Directed by Ken Loach, Written by Paul Laverty
I, Daniel Blake, first released almost a year ago, has recently hit Toronto cinemas. The film tells the story of a 59-year-old Newcastle man, burdened with a weak heart and computer illiteracy, who befriends a homeless single mother and her two kids; and challenges a welfare bureaucracy that displays Catch-22 levels of absurdity. British Labour MP John McDonnell praised the film stating ““We’re living in an I, Daniel Blake society as a result of having the Tories in power for six years. The government should be caring for sick and disabled people, not making their lives worse.”
The film’s relevance was, in a way, highlighted, by a recent “scandal” in which Guardians of the Galaxy actor Chris Pratt complained that there were not enough Hollywood movies about “blue collar” characters (characters he could relate to). Pratt’s comments were criticized as, amongst other things, baseless, and he briskly apologized. Why am I evoking this tabloid (non-)story? Because regardless of how informed Chris Pratt’s comment was, it might have been on to something.
Yes, there may be no shortage of films about blue collars Americans, and yes, especially in the Trump era, rhetoric about “blue collar Americans” has developed racial (ie white privileging) undertones. But while those facts may problematize Pratt’s comment, they does not invalidate it. Manchester by the Sea may have starred a working class character, but its primary focus was on his struggle with grief. Paterson might have been the story of a bus driver, but his socioeconomic status was presented as, at worst, a source of monotony, not marginalization. Chris Pratt may have played a shoeshine boy on Parks and Recreation, but his character was not so much a struggling worker, but a loveable man-child. There may be no lack of media depictions of working class characters, but how many of these pieces question the socioeconomic system that creates working class people? Perhaps what Pratt should have said is that there is a lack of films with blue collar consciousness.
The power of I, Daniel Blake is that it brims with class-consciousness; it is a story about how un-nuanced, sanction-happy, state bureaucracies perpetuate poverty. The film’s protagonist himself is class conscious. Daniel never misses a chance to criticize the failings of the British welfare system, be it with gentle anger or a deriding grin. I, Daniel Blake is also important in that it tells a working class story, a working class anti-government story, and yet it falls firmly on the left, even as right-wing politicians like Donald Trump and Theresa May claim to be voices of the working class. And while I, Daniel Blake is still centered around a white man, it makes clear its understanding of “the working class” is inclusive, as seen through Daniel’s teasing, but friendly relationship with his neighbour China, a young black man, and more prominently his investment in the wellbeing of secondary protagonist Katie.

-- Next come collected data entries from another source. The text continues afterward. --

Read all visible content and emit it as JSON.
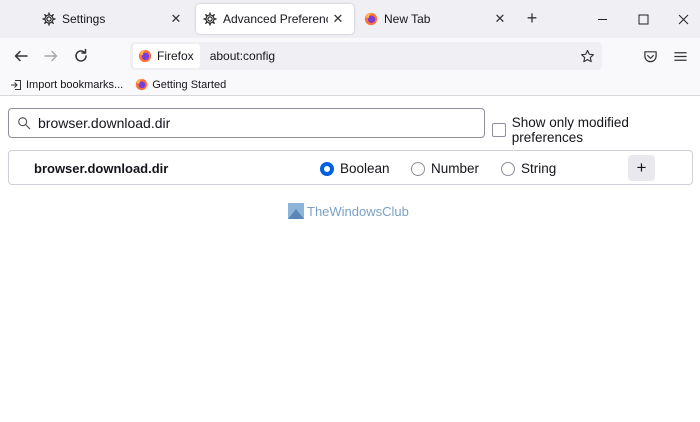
{
  "tabs": [
    {
      "label": "Settings",
      "icon": "gear-icon",
      "active": false
    },
    {
      "label": "Advanced Preferences",
      "icon": "gear-icon",
      "active": true
    },
    {
      "label": "New Tab",
      "icon": "firefox-icon",
      "active": false
    }
  ],
  "navbar": {
    "identity_label": "Firefox",
    "url": "about:config"
  },
  "bookmarks": [
    {
      "label": "Import bookmarks...",
      "icon": "import-icon"
    },
    {
      "label": "Getting Started",
      "icon": "firefox-icon"
    }
  ],
  "config": {
    "search_value": "browser.download.dir",
    "show_modified_label": "Show only modified preferences",
    "pref_name": "browser.download.dir",
    "types": [
      {
        "label": "Boolean",
        "checked": true
      },
      {
        "label": "Number",
        "checked": false
      },
      {
        "label": "String",
        "checked": false
      }
    ],
    "add_label": "+"
  },
  "watermark": "TheWindowsClub",
  "colors": {
    "accent": "#0061e0",
    "tabstrip_bg": "#f0f0f4",
    "toolbar_bg": "#f9f9fb"
  }
}
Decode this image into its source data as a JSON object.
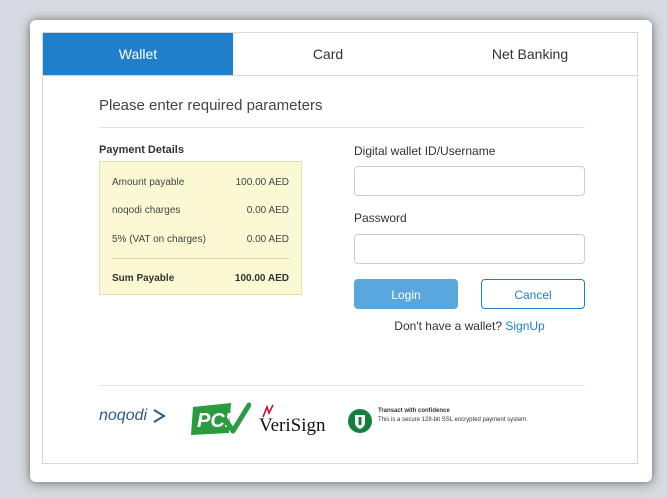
{
  "tabs": [
    {
      "label": "Wallet",
      "active": true
    },
    {
      "label": "Card",
      "active": false
    },
    {
      "label": "Net Banking",
      "active": false
    }
  ],
  "heading": "Please enter required parameters",
  "payment_details": {
    "title": "Payment Details",
    "rows": [
      {
        "label": "Amount payable",
        "value": "100.00 AED"
      },
      {
        "label": "noqodi charges",
        "value": "0.00 AED"
      },
      {
        "label": "5% (VAT on charges)",
        "value": "0.00 AED"
      }
    ],
    "total": {
      "label": "Sum Payable",
      "value": "100.00 AED"
    }
  },
  "form": {
    "wallet_label": "Digital wallet ID/Username",
    "wallet_value": "",
    "password_label": "Password",
    "password_value": "",
    "login_label": "Login",
    "cancel_label": "Cancel",
    "signup_prompt": "Don't have a wallet?",
    "signup_link": "SignUp"
  },
  "footer": {
    "noqodi": "noqodi",
    "pci": "PCI",
    "verisign": "VeriSign",
    "ssl_title": "Transact with confidence",
    "ssl_text": "This is a secure 128-bit SSL encrypted payment system."
  },
  "colors": {
    "accent": "#1f7fcb",
    "login_button": "#5aa7de",
    "details_background": "#fbf9d4",
    "pci_green": "#2a9b3e",
    "verisign_red": "#c8102e",
    "shield_green": "#15803d"
  }
}
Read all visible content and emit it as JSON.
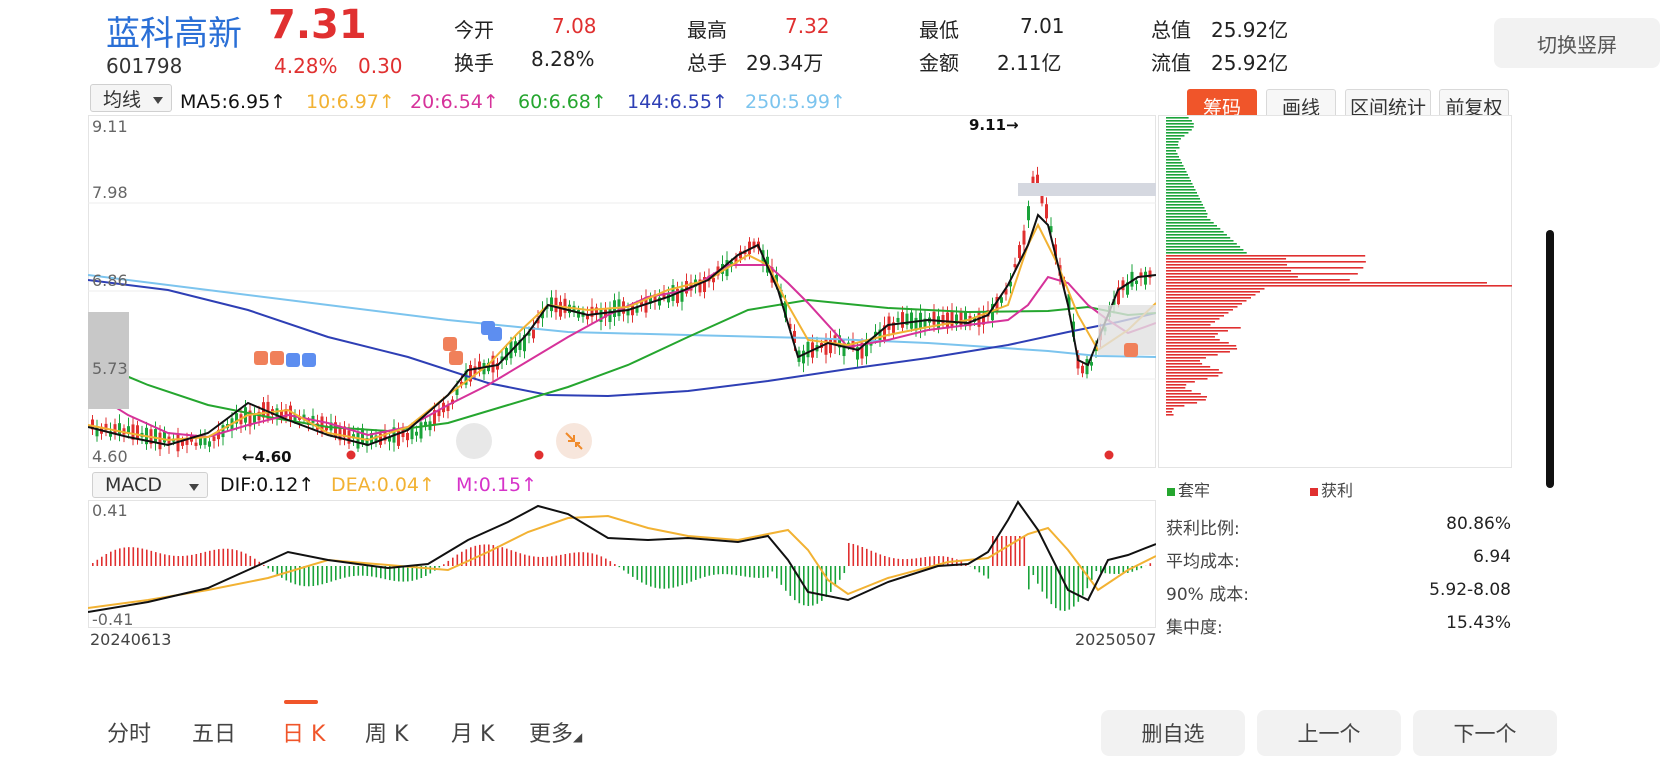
{
  "stock": {
    "name": "蓝科高新",
    "code": "601798",
    "price": "7.31",
    "change_pct": "4.28%",
    "change_amt": "0.30"
  },
  "quote": {
    "open_label": "今开",
    "open": "7.08",
    "turnover_label": "换手",
    "turnover": "8.28%",
    "high_label": "最高",
    "high": "7.32",
    "volume_label": "总手",
    "volume": "29.34万",
    "low_label": "最低",
    "low": "7.01",
    "amount_label": "金额",
    "amount": "2.11亿",
    "mktcap_label": "总值",
    "mktcap": "25.92亿",
    "float_label": "流值",
    "float": "25.92亿"
  },
  "switch_button": "切换竖屏",
  "indicator_select": "均线",
  "ma": {
    "ma5": "MA5:6.95↑",
    "ma10": "10:6.97↑",
    "ma20": "20:6.54↑",
    "ma60": "60:6.68↑",
    "ma144": "144:6.55↑",
    "ma250": "250:5.99↑"
  },
  "toolbar": {
    "chips": "筹码",
    "draw": "画线",
    "range_stats": "区间统计",
    "adjust": "前复权"
  },
  "price_axis": [
    "9.11",
    "7.98",
    "6.86",
    "5.73",
    "4.60"
  ],
  "kline_annotations": {
    "high_mark": "9.11→",
    "low_mark": "←4.60"
  },
  "macd": {
    "select": "MACD",
    "dif": "DIF:0.12↑",
    "dea": "DEA:0.04↑",
    "m": "M:0.15↑",
    "axis_top": "0.41",
    "axis_bottom": "-0.41"
  },
  "dates": {
    "start": "20240613",
    "end": "20250507"
  },
  "chips_panel": {
    "legend_trapped": "套牢",
    "legend_profit": "获利",
    "profit_ratio_label": "获利比例:",
    "profit_ratio": "80.86%",
    "avg_cost_label": "平均成本:",
    "avg_cost": "6.94",
    "cost90_label": "90% 成本:",
    "cost90": "5.92-8.08",
    "concentration_label": "集中度:",
    "concentration": "15.43%"
  },
  "bottom_tabs": [
    "分时",
    "五日",
    "日 K",
    "周 K",
    "月 K",
    "更多"
  ],
  "bottom_buttons": {
    "remove_watch": "删自选",
    "prev": "上一个",
    "next": "下一个"
  },
  "colors": {
    "up": "#e03030",
    "down": "#1aa33a",
    "accent": "#f0552a",
    "ma5": "#111111",
    "ma10": "#f2b233",
    "ma20": "#d6329a",
    "ma60": "#25a62f",
    "ma144": "#2e3fb5",
    "ma250": "#7cc4ee"
  }
}
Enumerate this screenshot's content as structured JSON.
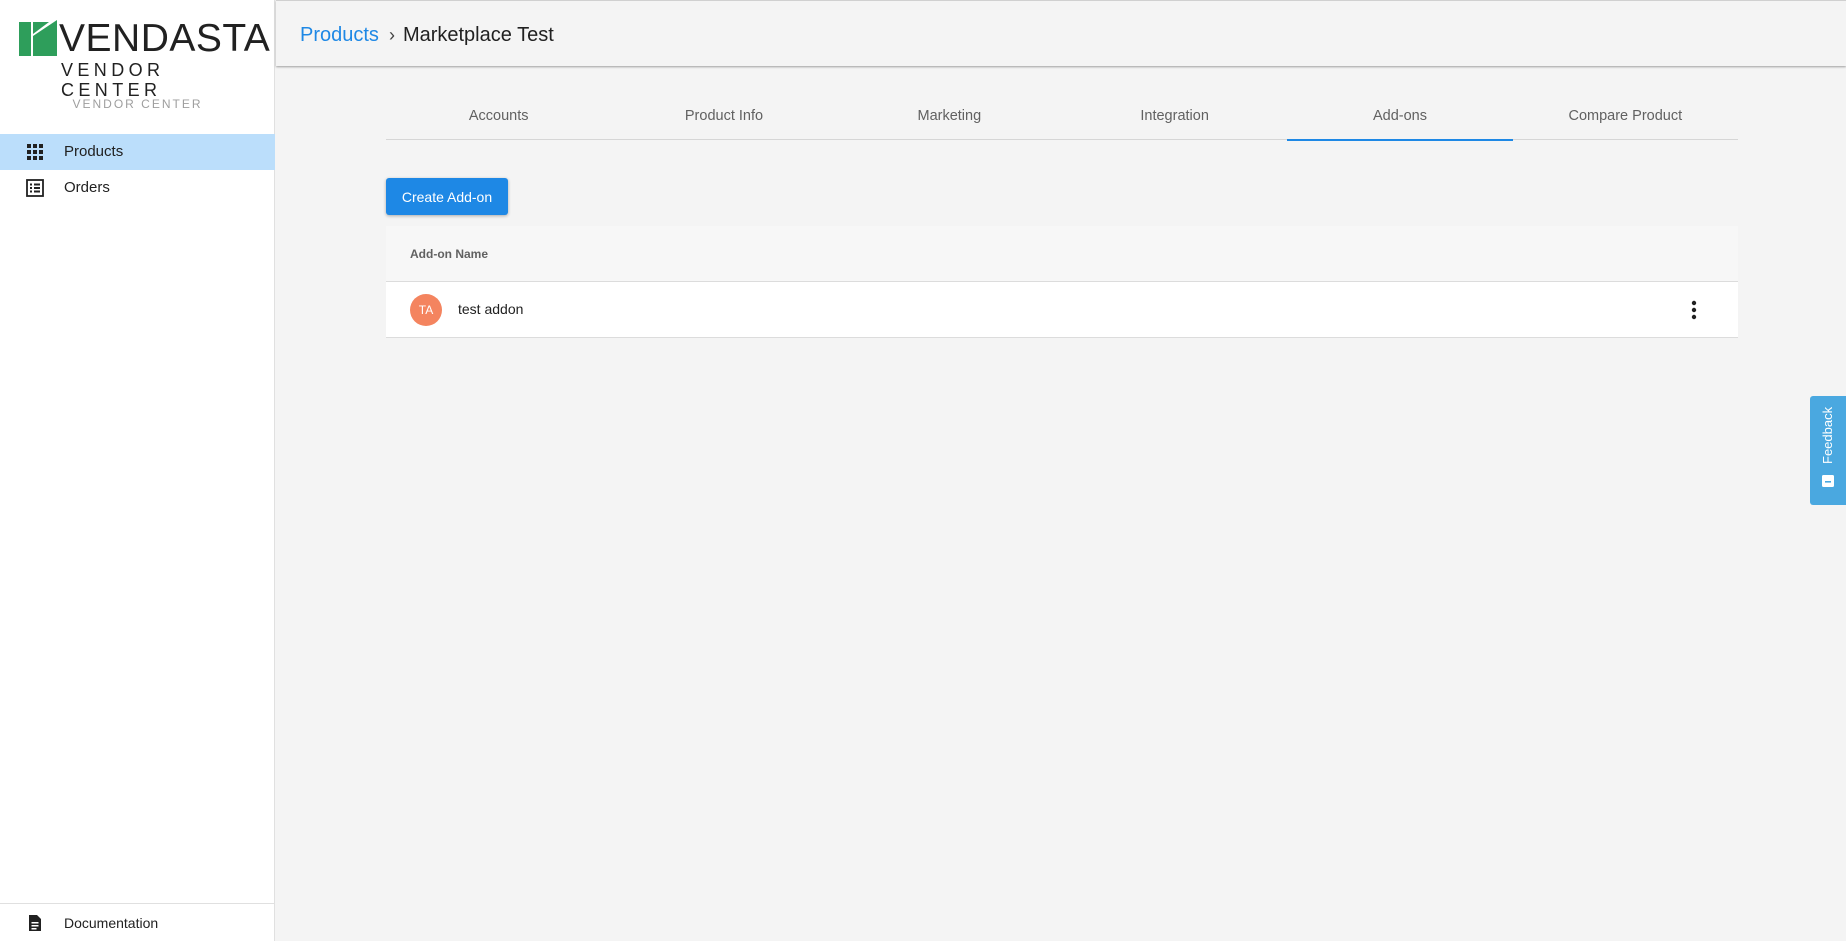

I, Daniel Blake is an important film and its importance arguably overshadows its limitations. Daniel is an incredibly sympathetic figure, and his bittersweet story arc may not appeal to those who seek more experimental characters and story lines. At the same time, Daniel’s excessive goodness is not without its merits. In a piece for Daily Extra, Cicley-Belle Blain, discussed how powerful the moment in Moonlight is in which Juan assures a young Chiron that “f****t” is a nasty words and that it is ok to be gay. Blain, noted how audiences have been biased against African American men to a degree that seeing one as not-homophobic is somehow shocking. I, Daniel Blake similarly “shocks” audiences by showing a (white) working class man, not as an angry, misogynistic, Brexiter but a compassionate soul, who is not above a little peaceful civil disobedience now and then.
I, Daniel Blake is a politically important film…perhaps a first step in reclaiming “working class” as an identity of the left. While its message perhaps compromises the quality of its narrative, the film is not without powerful and informative scenes: most notably its depictions of the absurd conversations Daniel has in welfare offices. Be sure to catch this film in cinemas if you want to do your part towards making Chris Pratt feel better represented in the word of cinema.